Just last week on my vacation in Greece, on a Saturday night in the midst of Athens party life I was violated by someone supposed to be a friend. A black man. A brother.
I didn’t think much of it until a few days ago when it all came back and I felt so dirty, so angry and I just want to find him and kill him…. Yes I do.
Perhaps killing him won’t match the act of grabbing my boobs but here I am sitting and thinking of what that has reminded me of and how that act of touching me without consent is affecting me deeply right now.
I didn’t want to write me too. I felt that I would belittle the voice of other women who had gone through worse things in the hands of men. I wasn’t a real victim, I keep telling myself. And something just kept holding me back and telling me I should not take it that seriously. But whenever I think of it, like right now, it hurts. My heart is pumping, my tears are about to explode out of my eyes. But I tell myself it could have been worse. I don’t know.
The first time I was violated I was 8! By a boy called Mark who went in the same class as me. I remember Mark. He was 8! I just thought all boys do that. That putting fingers in our pants is how to be a boy.
The most memorable assault came at 11. I was walking home from school and a guy selling sufurias was coming my way. My breasts were just pouting and so painful, I could barely wash them. I was too embarrassed of them. As he walked past me, an adult man of perhaps 35, he grabbed one of my boobs so hard I put a biro pen that was in my hand on his back. I hurt him. I did it instinctually and I didn’t feel anything. No anger no tears. He bled.
Back then I thought that that’s what grown men do and that’s how you fight back. I can’t stand men coming infront of me or following closely behind me. I get scared. That’s just something I feel when it’s dark or in a tunnel or when I am alone. Women are just scared of these things.
Two summers ago in Stockholm, I was going to meet a friend for a beer and chitchat. There was a bunch of teenage boys and girls. One of the boys grabbed my ass and the rest of the group laughed. I am getting angry again. And tears are welling up again.
Years back a person I knew forced me to have sex with him. I didn’t even think it was rape. He was a dude I was living with. He hit me and grabbed me. I don’t know if I have made peace with it but I hated him for a long time. I still do.

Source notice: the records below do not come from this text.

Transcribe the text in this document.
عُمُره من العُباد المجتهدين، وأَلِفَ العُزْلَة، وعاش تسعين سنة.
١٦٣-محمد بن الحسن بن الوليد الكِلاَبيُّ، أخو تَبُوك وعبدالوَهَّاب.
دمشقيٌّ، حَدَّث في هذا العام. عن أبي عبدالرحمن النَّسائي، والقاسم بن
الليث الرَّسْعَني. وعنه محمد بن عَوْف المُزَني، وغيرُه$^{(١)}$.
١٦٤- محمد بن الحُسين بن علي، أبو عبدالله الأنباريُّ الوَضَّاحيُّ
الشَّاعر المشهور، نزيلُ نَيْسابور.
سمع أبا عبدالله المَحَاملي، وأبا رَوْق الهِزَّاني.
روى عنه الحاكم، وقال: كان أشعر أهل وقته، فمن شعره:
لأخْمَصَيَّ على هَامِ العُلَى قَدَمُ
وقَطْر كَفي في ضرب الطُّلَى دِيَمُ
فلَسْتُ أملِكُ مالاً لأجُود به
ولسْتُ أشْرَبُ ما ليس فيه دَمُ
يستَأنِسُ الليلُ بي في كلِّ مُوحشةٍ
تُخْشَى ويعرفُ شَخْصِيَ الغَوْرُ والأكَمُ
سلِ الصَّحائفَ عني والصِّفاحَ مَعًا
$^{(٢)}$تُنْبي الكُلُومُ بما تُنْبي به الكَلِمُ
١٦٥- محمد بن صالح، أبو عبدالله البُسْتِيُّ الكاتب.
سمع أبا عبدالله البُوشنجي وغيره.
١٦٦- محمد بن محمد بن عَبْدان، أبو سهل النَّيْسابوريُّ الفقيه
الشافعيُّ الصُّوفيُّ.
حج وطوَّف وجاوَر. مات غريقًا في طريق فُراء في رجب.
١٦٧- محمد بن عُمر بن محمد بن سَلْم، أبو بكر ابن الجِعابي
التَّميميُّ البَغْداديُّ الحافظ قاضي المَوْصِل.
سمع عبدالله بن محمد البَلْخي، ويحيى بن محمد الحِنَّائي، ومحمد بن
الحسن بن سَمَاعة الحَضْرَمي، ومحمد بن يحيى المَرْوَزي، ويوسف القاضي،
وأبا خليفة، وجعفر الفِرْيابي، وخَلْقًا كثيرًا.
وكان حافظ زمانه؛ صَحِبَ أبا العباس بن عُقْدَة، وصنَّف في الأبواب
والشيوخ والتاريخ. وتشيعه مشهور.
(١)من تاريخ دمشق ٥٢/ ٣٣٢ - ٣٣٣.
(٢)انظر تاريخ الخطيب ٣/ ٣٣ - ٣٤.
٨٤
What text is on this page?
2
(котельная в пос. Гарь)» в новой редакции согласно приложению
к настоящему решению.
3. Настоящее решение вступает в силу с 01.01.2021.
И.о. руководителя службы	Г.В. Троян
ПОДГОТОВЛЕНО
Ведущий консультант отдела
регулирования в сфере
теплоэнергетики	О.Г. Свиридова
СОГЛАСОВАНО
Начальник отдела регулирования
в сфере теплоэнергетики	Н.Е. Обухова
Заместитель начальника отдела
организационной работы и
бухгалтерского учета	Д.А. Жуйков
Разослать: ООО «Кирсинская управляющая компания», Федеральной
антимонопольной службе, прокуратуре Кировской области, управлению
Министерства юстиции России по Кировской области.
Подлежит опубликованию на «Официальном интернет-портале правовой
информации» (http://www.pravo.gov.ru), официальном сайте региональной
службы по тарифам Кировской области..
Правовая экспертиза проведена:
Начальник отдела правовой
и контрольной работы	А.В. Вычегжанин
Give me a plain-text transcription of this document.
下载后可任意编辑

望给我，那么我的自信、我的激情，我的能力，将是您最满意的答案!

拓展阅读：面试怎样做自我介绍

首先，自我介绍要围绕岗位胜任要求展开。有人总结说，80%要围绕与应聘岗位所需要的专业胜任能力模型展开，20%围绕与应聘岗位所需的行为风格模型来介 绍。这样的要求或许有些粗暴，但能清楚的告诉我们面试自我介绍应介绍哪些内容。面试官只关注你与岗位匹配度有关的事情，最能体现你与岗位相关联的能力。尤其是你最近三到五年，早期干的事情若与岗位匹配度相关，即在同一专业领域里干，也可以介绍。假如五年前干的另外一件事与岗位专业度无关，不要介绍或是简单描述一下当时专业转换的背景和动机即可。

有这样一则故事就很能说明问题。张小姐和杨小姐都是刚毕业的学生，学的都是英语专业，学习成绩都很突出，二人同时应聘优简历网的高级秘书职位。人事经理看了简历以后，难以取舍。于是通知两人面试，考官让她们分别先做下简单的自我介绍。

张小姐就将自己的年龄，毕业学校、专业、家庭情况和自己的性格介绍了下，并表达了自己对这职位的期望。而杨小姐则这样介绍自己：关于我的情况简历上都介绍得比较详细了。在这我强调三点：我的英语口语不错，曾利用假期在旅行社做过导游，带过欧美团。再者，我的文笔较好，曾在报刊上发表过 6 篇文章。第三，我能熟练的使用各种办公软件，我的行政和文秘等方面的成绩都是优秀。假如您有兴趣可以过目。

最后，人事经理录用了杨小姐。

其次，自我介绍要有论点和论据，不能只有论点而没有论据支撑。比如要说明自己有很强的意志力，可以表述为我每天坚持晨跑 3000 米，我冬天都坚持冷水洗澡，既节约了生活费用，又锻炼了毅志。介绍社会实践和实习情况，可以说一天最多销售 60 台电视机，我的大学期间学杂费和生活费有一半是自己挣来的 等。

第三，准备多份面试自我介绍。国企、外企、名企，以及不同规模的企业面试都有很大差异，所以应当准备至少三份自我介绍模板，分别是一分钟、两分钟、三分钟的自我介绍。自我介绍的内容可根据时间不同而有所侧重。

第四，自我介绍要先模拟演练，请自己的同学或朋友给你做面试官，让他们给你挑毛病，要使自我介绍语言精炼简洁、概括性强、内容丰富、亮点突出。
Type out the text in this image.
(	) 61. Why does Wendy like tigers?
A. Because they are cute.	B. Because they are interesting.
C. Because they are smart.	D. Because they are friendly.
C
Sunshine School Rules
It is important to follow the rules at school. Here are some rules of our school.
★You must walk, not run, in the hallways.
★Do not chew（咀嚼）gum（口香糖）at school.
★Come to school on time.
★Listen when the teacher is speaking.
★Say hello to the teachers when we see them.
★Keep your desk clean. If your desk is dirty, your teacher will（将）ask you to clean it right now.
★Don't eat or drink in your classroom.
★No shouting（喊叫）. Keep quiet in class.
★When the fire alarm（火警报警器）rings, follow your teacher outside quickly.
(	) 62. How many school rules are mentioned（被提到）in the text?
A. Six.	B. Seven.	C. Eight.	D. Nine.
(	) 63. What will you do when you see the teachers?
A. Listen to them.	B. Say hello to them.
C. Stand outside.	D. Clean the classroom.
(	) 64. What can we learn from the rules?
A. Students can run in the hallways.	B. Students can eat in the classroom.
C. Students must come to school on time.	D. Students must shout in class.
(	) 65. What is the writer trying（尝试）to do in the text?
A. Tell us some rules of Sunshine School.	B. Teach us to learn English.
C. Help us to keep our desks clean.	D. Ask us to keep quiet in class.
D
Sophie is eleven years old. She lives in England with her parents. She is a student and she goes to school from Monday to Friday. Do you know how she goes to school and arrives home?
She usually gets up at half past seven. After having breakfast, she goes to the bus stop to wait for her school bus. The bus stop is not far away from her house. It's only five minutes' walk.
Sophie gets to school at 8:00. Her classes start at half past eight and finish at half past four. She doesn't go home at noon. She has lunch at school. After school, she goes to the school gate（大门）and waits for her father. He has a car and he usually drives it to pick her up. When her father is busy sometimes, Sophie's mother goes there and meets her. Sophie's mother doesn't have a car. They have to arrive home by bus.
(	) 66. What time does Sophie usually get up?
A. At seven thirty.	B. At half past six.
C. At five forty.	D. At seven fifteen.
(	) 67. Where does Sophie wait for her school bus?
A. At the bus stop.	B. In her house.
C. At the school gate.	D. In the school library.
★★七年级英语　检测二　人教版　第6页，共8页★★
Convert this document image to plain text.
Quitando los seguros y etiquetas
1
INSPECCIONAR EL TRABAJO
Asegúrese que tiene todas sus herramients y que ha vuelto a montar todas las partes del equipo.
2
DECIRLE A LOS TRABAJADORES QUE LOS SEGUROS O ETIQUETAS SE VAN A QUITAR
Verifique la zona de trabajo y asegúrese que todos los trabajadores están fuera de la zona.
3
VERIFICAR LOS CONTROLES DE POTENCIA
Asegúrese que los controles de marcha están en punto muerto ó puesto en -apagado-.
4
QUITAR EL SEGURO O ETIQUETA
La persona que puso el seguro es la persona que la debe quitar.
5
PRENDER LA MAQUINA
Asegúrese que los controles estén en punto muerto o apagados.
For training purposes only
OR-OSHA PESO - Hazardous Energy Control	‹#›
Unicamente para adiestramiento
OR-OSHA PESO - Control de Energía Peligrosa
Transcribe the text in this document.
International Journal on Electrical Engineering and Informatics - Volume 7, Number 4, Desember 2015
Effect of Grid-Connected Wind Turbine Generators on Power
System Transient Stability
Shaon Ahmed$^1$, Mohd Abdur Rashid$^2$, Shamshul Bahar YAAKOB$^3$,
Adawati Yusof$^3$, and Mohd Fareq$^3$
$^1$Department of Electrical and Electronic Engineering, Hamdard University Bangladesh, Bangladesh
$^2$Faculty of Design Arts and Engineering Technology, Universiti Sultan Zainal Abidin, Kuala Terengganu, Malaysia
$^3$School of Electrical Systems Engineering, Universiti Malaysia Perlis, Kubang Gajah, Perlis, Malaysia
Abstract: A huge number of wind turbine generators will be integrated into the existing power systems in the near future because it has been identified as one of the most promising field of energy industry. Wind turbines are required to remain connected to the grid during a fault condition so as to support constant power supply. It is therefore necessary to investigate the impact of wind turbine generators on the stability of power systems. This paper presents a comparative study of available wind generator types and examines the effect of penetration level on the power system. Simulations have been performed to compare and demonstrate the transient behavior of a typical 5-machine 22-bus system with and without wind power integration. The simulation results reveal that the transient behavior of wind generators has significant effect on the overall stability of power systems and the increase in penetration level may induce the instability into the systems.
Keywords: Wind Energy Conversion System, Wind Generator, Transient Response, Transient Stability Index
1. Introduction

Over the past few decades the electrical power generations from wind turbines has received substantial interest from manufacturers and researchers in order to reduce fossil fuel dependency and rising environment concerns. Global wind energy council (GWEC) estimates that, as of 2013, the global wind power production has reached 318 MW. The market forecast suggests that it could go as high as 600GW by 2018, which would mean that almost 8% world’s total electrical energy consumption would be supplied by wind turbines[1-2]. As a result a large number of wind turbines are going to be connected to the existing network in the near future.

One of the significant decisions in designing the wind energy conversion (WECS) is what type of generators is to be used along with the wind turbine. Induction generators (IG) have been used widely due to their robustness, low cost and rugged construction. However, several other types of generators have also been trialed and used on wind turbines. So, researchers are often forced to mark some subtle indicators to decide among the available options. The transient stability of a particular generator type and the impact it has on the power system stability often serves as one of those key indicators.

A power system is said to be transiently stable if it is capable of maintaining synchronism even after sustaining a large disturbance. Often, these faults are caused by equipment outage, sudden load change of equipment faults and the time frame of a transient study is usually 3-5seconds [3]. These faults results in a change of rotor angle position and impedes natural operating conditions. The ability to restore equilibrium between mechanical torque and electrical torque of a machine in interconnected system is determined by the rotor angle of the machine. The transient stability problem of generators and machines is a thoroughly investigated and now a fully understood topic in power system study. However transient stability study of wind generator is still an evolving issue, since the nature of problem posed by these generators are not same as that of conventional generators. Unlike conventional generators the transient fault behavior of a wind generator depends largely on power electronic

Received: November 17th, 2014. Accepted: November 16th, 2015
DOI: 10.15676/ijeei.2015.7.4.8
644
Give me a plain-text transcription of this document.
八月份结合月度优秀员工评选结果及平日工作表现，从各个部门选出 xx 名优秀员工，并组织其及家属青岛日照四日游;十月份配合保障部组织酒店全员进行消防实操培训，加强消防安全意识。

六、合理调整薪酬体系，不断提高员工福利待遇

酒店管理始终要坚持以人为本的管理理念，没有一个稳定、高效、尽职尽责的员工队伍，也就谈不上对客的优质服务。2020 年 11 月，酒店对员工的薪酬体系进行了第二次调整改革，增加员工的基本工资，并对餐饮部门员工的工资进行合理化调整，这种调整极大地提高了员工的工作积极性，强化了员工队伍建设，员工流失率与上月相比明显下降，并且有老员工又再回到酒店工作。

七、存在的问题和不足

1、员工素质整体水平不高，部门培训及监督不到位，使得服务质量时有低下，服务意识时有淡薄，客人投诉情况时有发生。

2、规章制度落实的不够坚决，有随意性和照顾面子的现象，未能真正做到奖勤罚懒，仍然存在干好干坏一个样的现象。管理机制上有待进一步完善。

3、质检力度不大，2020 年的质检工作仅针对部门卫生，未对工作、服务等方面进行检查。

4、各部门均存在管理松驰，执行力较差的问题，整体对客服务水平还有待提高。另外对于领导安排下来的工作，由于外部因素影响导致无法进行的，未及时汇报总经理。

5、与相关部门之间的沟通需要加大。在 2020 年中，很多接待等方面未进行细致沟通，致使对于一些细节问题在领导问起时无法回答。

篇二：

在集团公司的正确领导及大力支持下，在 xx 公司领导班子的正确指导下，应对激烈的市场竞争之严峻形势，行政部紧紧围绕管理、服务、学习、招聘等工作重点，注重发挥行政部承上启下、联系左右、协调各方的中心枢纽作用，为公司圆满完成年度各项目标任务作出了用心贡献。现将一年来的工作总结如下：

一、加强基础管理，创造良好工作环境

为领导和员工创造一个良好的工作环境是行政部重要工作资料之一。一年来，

I am tired. Tired especially because the recent assault happened to me as a grown woman in a friendly setting. It was so quick and somewhat unexpected. It’s not as if I didn’t think that it couldn’t happen but I was appalled that it did happen. At my age. And what did I do? Nothing.
So I am angry. I want revenge. I don’t know why my heart hurts whenever I think about it.
The #metoo moment is the one moment that I have been avoiding while at the same time looking up all my friends and telling them how sorry I am bad things happened to them. I don’t understand why I did not write it on my facebook wall. I don’t know why I feel as I do at the moment but I do know that this is an experience that is affecting my well being.
I tried to understand why an adult man or anyone would feel ok with putting their hands inside my dress. A grown man. A father. A supposed friend of a friend. I can’t even get an answer.
I have a strong desire to revenge and I will. And when I finally get to him, I want him to suffer. And an apology would do but it won’t make a difference.
No I won’t kill him…. But I want to.